James Kujur is an Indian Politician from the state of West Bengal. He is a member of the West Bengal Legislative Assembly.

==Constituency==
He represents the Kumargram (Vidhan Sabha constituency). This constituency comprises eighteen anchals spread over two blocks, eleven anchals in Kumargram block and seven anchals in Alipurduar block two. This constituency has over 64% of tribals, spread over twelve Tea Gardens and forest areas. This constituency shares international borders with Bhutan and state border with Assam, because of its location this area had missed out on development as compared to the other parts of the state. The present government under the Chief Minister Mamata Banerjee and the Tribal Minister are ushering in holistic developments for the people and place of this region.

==Political party==
He is from the All India Trinamool Congress (AITMC). Born to Pius and Agustina Kujur, fifth sibling among the seven at Girjaline Pahargoomiah Tea Estate on 6 October 1956, his initial education started at Katherdangi Garden School. In 1963, he was admitted to Goethals Memorial School Kurseong. He secured 1st division in Senior Cambridge, obtained Bachelor of Science degree from ST. Joseph's college, North Point, Darjeeling under North Bengal University.
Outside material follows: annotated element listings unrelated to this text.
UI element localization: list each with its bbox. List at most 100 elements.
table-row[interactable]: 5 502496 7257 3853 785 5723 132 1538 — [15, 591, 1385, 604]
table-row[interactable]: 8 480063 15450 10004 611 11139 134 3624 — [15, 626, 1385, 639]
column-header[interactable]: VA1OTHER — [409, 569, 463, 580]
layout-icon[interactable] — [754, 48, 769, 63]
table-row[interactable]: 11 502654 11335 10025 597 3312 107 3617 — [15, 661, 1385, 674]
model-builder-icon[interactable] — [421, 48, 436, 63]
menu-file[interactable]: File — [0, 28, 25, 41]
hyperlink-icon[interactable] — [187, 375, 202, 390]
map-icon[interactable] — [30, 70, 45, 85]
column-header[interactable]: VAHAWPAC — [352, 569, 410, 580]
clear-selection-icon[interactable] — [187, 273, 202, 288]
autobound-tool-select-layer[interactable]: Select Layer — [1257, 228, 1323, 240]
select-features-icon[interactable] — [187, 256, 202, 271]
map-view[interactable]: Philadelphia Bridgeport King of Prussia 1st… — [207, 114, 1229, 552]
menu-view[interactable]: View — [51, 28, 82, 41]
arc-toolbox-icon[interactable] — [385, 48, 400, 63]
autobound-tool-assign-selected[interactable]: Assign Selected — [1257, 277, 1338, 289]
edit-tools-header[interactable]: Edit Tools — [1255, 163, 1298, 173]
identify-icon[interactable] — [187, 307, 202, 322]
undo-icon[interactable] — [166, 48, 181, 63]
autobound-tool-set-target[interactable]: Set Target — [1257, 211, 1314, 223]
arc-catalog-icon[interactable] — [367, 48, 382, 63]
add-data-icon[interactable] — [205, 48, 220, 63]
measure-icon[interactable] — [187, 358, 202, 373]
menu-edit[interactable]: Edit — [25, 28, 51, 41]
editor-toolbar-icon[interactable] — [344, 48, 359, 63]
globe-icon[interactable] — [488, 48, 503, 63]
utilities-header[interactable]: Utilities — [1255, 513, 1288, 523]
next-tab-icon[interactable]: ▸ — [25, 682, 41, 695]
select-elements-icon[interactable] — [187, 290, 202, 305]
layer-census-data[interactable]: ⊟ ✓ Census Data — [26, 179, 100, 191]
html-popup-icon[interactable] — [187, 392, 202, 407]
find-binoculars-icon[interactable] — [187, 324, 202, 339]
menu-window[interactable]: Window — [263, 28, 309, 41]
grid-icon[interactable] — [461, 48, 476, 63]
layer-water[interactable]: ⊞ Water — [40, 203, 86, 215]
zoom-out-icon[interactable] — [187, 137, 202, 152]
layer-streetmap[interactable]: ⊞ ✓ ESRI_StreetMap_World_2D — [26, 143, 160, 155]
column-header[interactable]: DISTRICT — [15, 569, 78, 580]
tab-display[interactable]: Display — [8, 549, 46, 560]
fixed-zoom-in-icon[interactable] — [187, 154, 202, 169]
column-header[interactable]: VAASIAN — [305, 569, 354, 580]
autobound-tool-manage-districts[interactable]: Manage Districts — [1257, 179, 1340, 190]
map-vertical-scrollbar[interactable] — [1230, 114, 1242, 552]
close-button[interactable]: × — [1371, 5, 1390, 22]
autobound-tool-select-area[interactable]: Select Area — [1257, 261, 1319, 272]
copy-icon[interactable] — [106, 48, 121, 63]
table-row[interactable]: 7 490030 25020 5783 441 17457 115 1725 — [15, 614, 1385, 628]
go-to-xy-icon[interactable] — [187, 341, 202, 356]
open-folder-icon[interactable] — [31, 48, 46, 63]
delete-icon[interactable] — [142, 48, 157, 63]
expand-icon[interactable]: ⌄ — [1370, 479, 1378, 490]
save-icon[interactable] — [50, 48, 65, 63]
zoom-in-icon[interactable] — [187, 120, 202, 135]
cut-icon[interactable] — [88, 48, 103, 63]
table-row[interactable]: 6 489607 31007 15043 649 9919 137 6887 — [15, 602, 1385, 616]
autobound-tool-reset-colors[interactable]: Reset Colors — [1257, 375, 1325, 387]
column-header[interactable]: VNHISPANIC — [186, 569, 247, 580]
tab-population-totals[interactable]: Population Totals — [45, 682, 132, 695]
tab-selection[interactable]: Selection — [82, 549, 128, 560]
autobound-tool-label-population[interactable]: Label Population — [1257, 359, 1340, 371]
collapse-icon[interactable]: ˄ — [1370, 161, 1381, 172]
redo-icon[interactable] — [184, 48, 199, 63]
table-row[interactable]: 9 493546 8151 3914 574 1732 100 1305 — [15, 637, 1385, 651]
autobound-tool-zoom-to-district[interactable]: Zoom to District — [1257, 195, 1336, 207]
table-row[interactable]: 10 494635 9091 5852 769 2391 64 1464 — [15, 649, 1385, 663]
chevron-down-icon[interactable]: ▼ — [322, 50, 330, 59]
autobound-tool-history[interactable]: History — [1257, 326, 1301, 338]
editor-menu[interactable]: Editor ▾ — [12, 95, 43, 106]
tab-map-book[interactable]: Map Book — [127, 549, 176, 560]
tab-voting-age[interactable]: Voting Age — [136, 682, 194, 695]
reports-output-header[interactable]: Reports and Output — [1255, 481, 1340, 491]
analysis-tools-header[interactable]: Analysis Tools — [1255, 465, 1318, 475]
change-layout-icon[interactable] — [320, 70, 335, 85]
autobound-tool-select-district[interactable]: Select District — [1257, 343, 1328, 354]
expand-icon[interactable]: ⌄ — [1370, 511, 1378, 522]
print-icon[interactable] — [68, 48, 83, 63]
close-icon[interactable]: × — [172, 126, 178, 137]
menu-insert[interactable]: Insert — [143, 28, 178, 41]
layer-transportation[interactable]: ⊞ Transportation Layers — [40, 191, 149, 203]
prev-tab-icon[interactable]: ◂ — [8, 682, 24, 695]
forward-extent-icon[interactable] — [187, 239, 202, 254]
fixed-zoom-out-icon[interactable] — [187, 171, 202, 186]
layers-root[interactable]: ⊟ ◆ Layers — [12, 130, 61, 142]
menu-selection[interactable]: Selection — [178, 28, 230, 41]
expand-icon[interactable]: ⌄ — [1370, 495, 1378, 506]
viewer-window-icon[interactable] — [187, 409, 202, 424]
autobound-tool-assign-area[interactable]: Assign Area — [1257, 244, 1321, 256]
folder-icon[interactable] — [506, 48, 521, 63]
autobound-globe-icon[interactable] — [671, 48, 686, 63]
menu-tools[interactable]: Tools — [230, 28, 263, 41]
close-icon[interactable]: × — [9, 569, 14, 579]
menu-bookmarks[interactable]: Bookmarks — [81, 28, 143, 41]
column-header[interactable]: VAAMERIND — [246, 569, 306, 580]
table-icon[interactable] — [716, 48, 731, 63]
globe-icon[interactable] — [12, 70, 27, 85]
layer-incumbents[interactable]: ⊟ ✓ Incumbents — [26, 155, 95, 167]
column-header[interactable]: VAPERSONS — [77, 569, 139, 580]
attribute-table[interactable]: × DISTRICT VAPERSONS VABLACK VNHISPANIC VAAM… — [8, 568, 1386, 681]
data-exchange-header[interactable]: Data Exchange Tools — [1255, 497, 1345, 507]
He cleared West Bengal Public Service Examination in 1979 and joined government of West Bengal services as Inspector of Commercial Taxes. In December 1980, he was promoted to Commercial Tax Officer. In 1987, he opted out from Commercial Tax and cleared West Bengal Civil Service Examination. He joined the West Bengal Police Service as Deputy Superintendent of Police in 1987. On 3 March 2016, he took voluntary retirement from Government Service as Additional Superintendent of Police while posted at Jalpaiguri District. On 4 March 2016, he joined AITMC and was nominated as AITMC candidate from Kumargram Vidhan Sabha Constituency. On 27 May 2016, he became Cabinet Minister of West Bengal headed by Chief Minister Mamata Banerjee, to look after the Tribal Development Department Government of West Bengal.